Illustration of IRF 3, IRF4, IRF7 and IRF9 function in cardiac hypertrophy and remodeling, and demonstrated targets of their activity in cardiomyocytes based on references^{2, 12-14}.

These findings on IRFs function in heart highlight the complexity of cardiac regulatory network and raise more interesting questions for future investigation. Although these reports from Dr. Li’s laboratory focus mainly on cardiac hypertrophy and remodeling induced by mechanical overload, the role of IRFs in physiological hypertrophy in response to exercise or pregnancy remains untested. Based on the observation of largely normal cardiac phenotypes in genetic ablation models, it is likely that IRFs have a limited role in normal cardiac differentiation and growth during development. Rather, IRFs mediated signaling may be specifically related to pathological stress responses in the heart, a speculation that needs to be further investigated experimentally. Furthermore, considering the importance of downstream pathways implicated in IRF function, the functional impact of IRFs in acute stress response such as myocardial infarction would be an interesting question to pursue. Finally, beyond the heart, CREB, ERK and IKKβ are widely expressed in different tissues. It is not clear if these interactions are common mechanisms for each IRF across different tissues, or a unique mechanism only manifested in the specific context of the cardiomyocyte. If similar mechanisms exist in other tissues, IRFs may function beyond their originally defined interferon regulation in inflammatory cells, but rather as a family of universal stress-response genes implicated in different tissues and pathological conditions.
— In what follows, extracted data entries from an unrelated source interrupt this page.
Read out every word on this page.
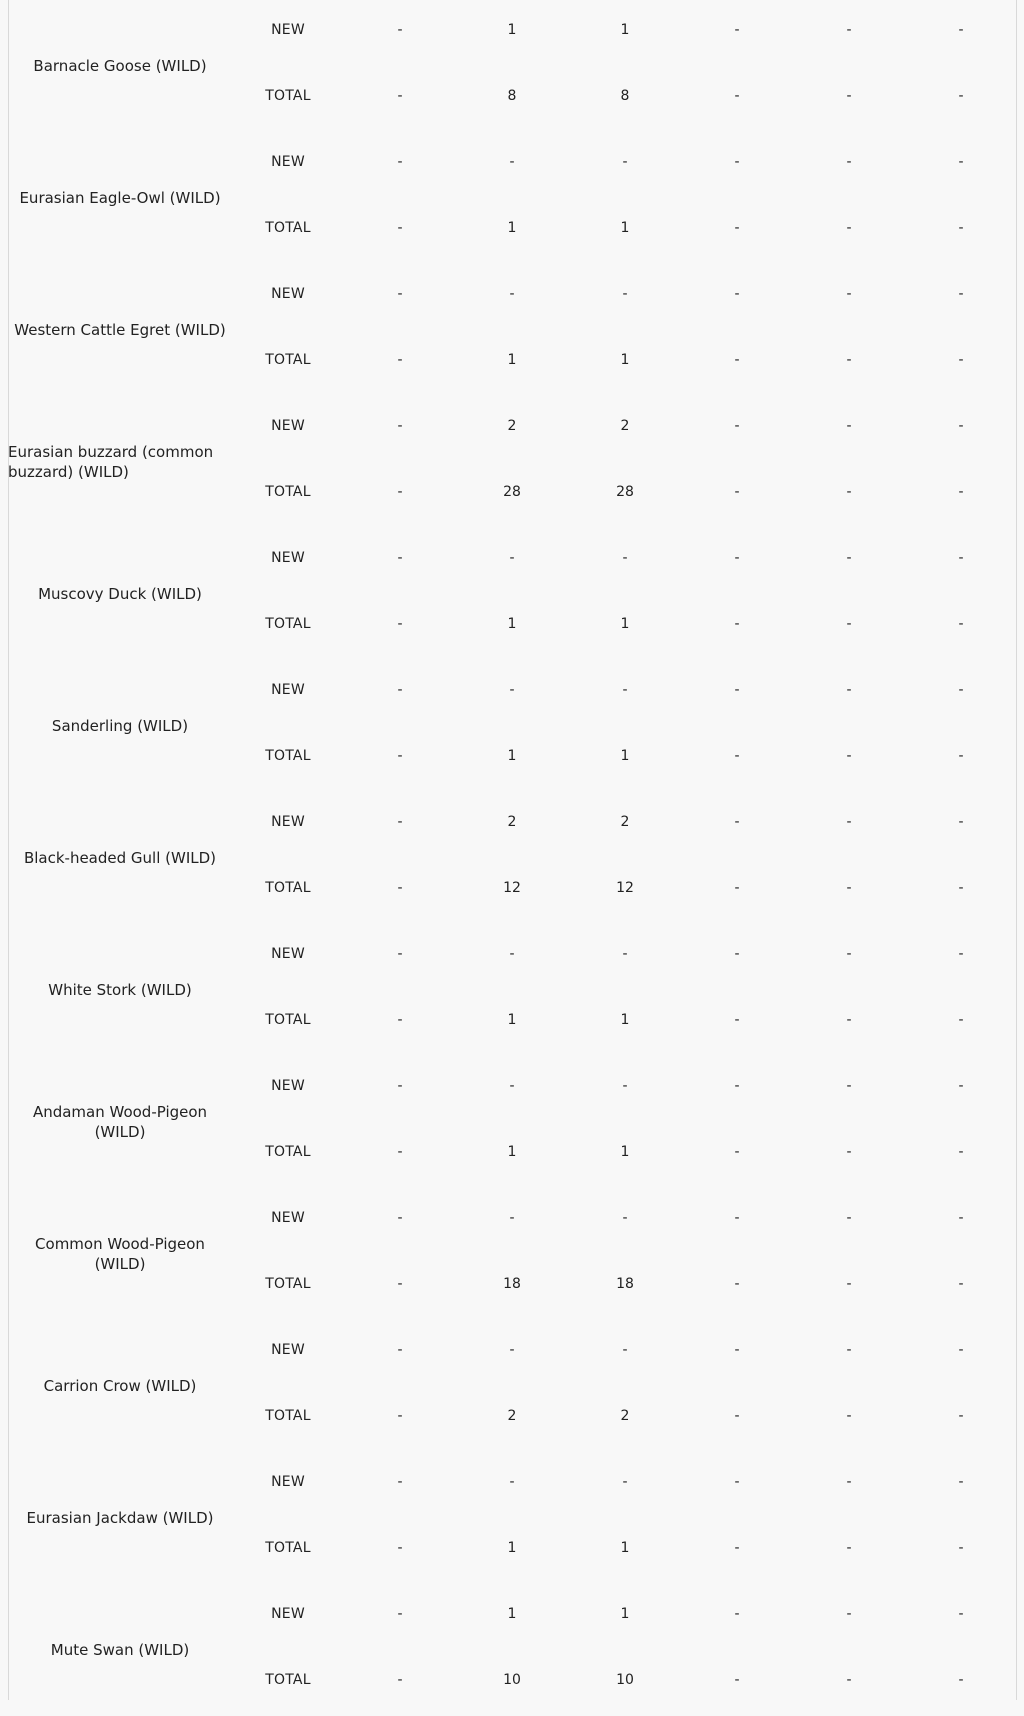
Barnacle Goose (WILD)
NEW	-	1	1	-	-	-
TOTAL	-	8	8	-	-	-
Eurasian Eagle-Owl (WILD)
NEW	-	-	-	-	-	-
TOTAL	-	1	1	-	-	-
Western Cattle Egret (WILD)
NEW	-	-	-	-	-	-
TOTAL	-	1	1	-	-	-
Eurasian buzzard (common buzzard) (WILD)
NEW	-	2	2	-	-	-
TOTAL	-	28	28	-	-	-
Muscovy Duck (WILD)
NEW	-	-	-	-	-	-
TOTAL	-	1	1	-	-	-
Sanderling (WILD)
NEW	-	-	-	-	-	-
TOTAL	-	1	1	-	-	-
Black-headed Gull (WILD)
NEW	-	2	2	-	-	-
TOTAL	-	12	12	-	-	-
White Stork (WILD)
NEW	-	-	-	-	-	-
TOTAL	-	1	1	-	-	-
Andaman Wood-Pigeon (WILD)
NEW	-	-	-	-	-	-
TOTAL	-	1	1	-	-	-
Common Wood-Pigeon (WILD)
NEW	-	-	-	-	-	-
TOTAL	-	18	18	-	-	-
Carrion Crow (WILD)
NEW	-	-	-	-	-	-
TOTAL	-	2	2	-	-	-
Eurasian Jackdaw (WILD)
NEW	-	-	-	-	-	-
TOTAL	-	1	1	-	-	-
Mute Swan (WILD)
NEW	-	1	1	-	-	-
TOTAL	-	10	10	-	-	-
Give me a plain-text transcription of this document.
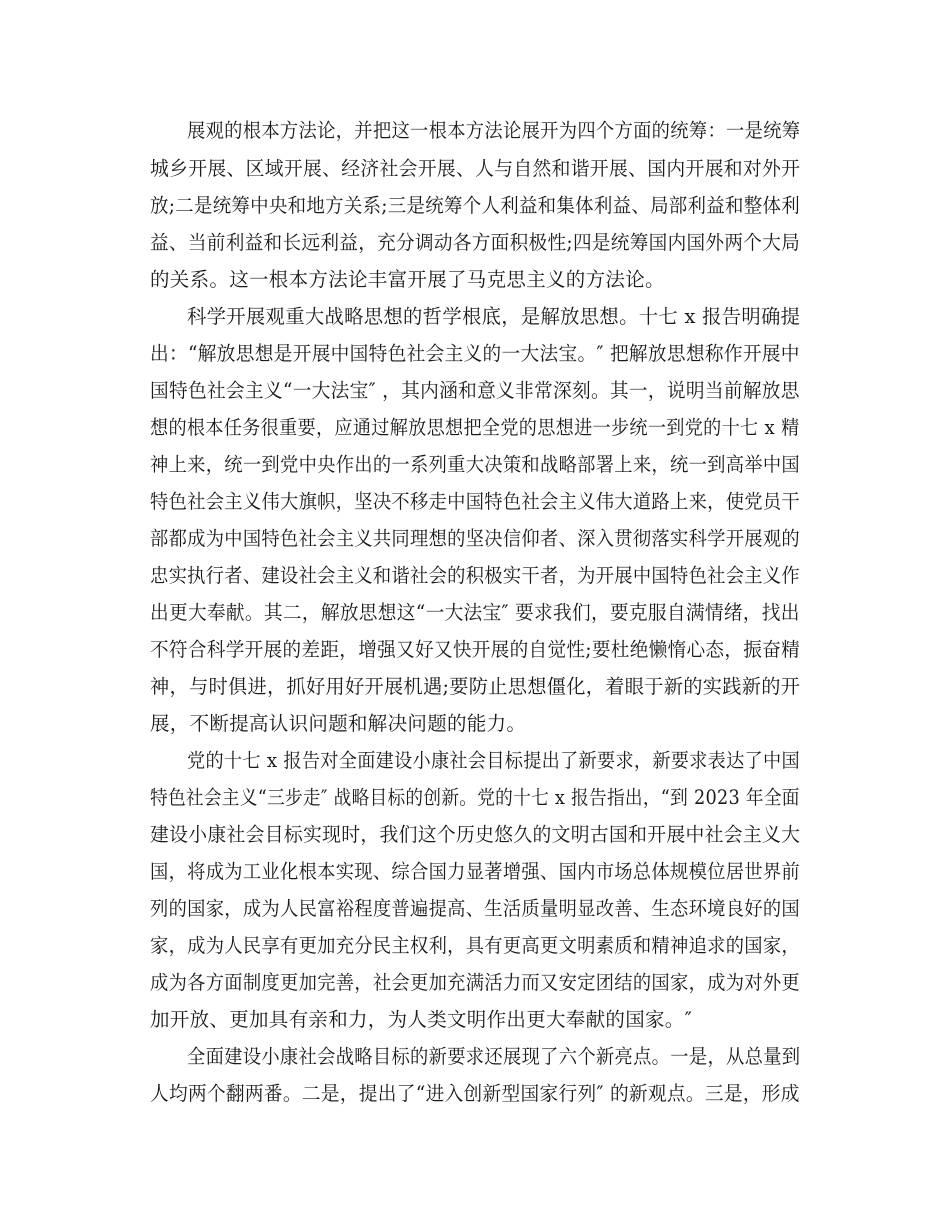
展观的根本方法论，并把这一根本方法论展开为四个方面的统筹：一是统筹

城乡开展、区域开展、经济社会开展、人与自然和谐开展、国内开展和对外开

放;二是统筹中央和地方关系;三是统筹个人利益和集体利益、局部利益和整体利

益、当前利益和长远利益，充分调动各方面积极性;四是统筹国内国外两个大局

的关系。这一根本方法论丰富开展了马克思主义的方法论。

科学开展观重大战略思想的哲学根底，是解放思想。十七 x 报告明确提

出：“解放思想是开展中国特色社会主义的一大法宝。″ 把解放思想称作开展中

国特色社会主义“一大法宝″ ，其内涵和意义非常深刻。其一，说明当前解放思

想的根本任务很重要，应通过解放思想把全党的思想进一步统一到党的十七 x 精

神上来，统一到党中央作出的一系列重大决策和战略部署上来，统一到高举中国

特色社会主义伟大旗帜，坚决不移走中国特色社会主义伟大道路上来，使党员干

部都成为中国特色社会主义共同理想的坚决信仰者、深入贯彻落实科学开展观的

忠实执行者、建设社会主义和谐社会的积极实干者，为开展中国特色社会主义作

出更大奉献。其二，解放思想这“一大法宝″ 要求我们，要克服自满情绪，找出

不符合科学开展的差距，增强又好又快开展的自觉性;要杜绝懒惰心态，振奋精

神，与时俱进，抓好用好开展机遇;要防止思想僵化，着眼于新的实践新的开

展，不断提高认识问题和解决问题的能力。

党的十七 x 报告对全面建设小康社会目标提出了新要求，新要求表达了中国

特色社会主义“三步走″ 战略目标的创新。党的十七 x 报告指出，“到 2023 年全面

建设小康社会目标实现时，我们这个历史悠久的文明古国和开展中社会主义大

国，将成为工业化根本实现、综合国力显著增强、国内市场总体规模位居世界前

列的国家，成为人民富裕程度普遍提高、生活质量明显改善、生态环境良好的国

家，成为人民享有更加充分民主权利，具有更高更文明素质和精神追求的国家，

成为各方面制度更加完善，社会更加充满活力而又安定团结的国家，成为对外更

加开放、更加具有亲和力，为人类文明作出更大奉献的国家。″

全面建设小康社会战略目标的新要求还展现了六个新亮点。一是，从总量到

人均两个翻两番。二是，提出了“进入创新型国家行列″ 的新观点。三是，形成
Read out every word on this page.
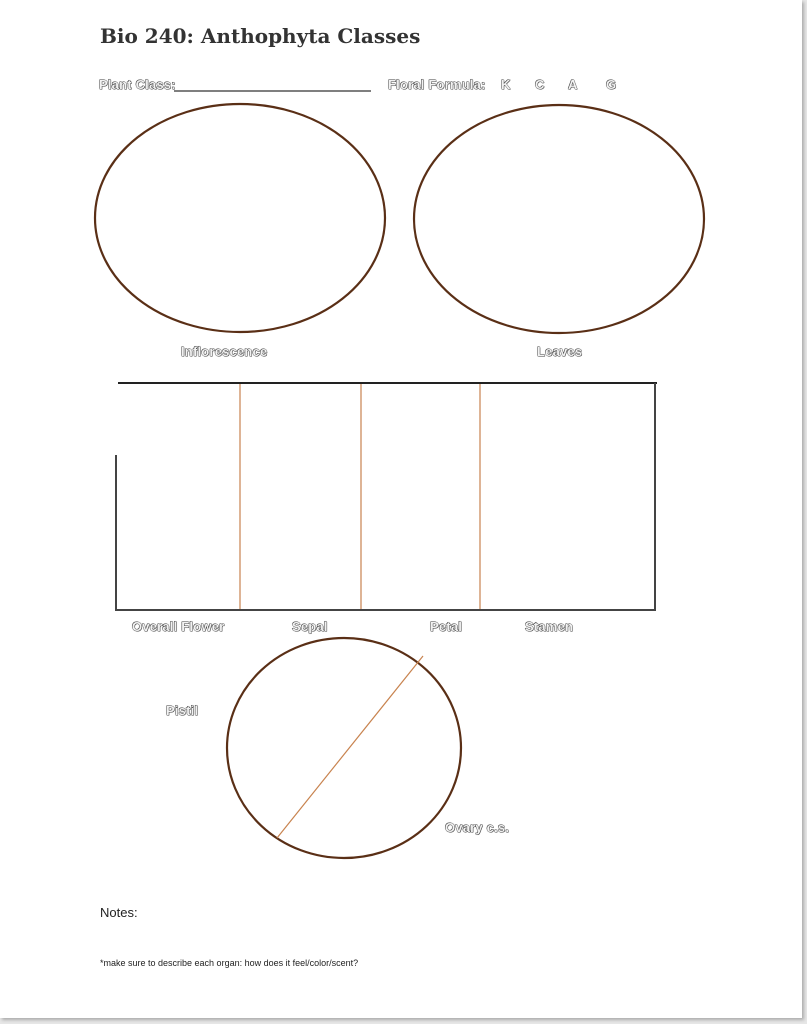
Bio 240: Anthophyta Classes
Plant Class:	Floral Formula: K C A G
Inflorescence	Leaves
Overall Flower	Sepal	Petal	Stamen
Pistil
Ovary c.s.
Notes:
*make sure to describe each organ: how does it feel/color/scent?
The creation of genetic models with tissue-specific manipulation of the IRF members, such as in the current report, will be powerful tools to investigate the expanding universe of IRF function in different issue and diseases.

With insights learned from IRF function in the pathologically stressed heart, we can now explore the potential therapies by targeted manipulation of IRFs. In the report by Jiang et al, manipulation IRF7 expression or downstream NF-kB pathway achieved significant impact on disease progression in pressure-overloaded hearts ². Similar efforts targeted to other IRF members, by either augmenting the function of IRF3 and 9 or inhibiting that of IRF4, also exerted protective effect in heart ^12-14. However, it is still untested whether such manipulations can reverse established cardiac hypertrophy or pathological remodeling. Clearly, with the finding of IRFs as new regulators of pathological hypertrophy and remodeling in heart, we can anticipate more research in this area to advance our current understanding the pathological stress response in the diseased heart.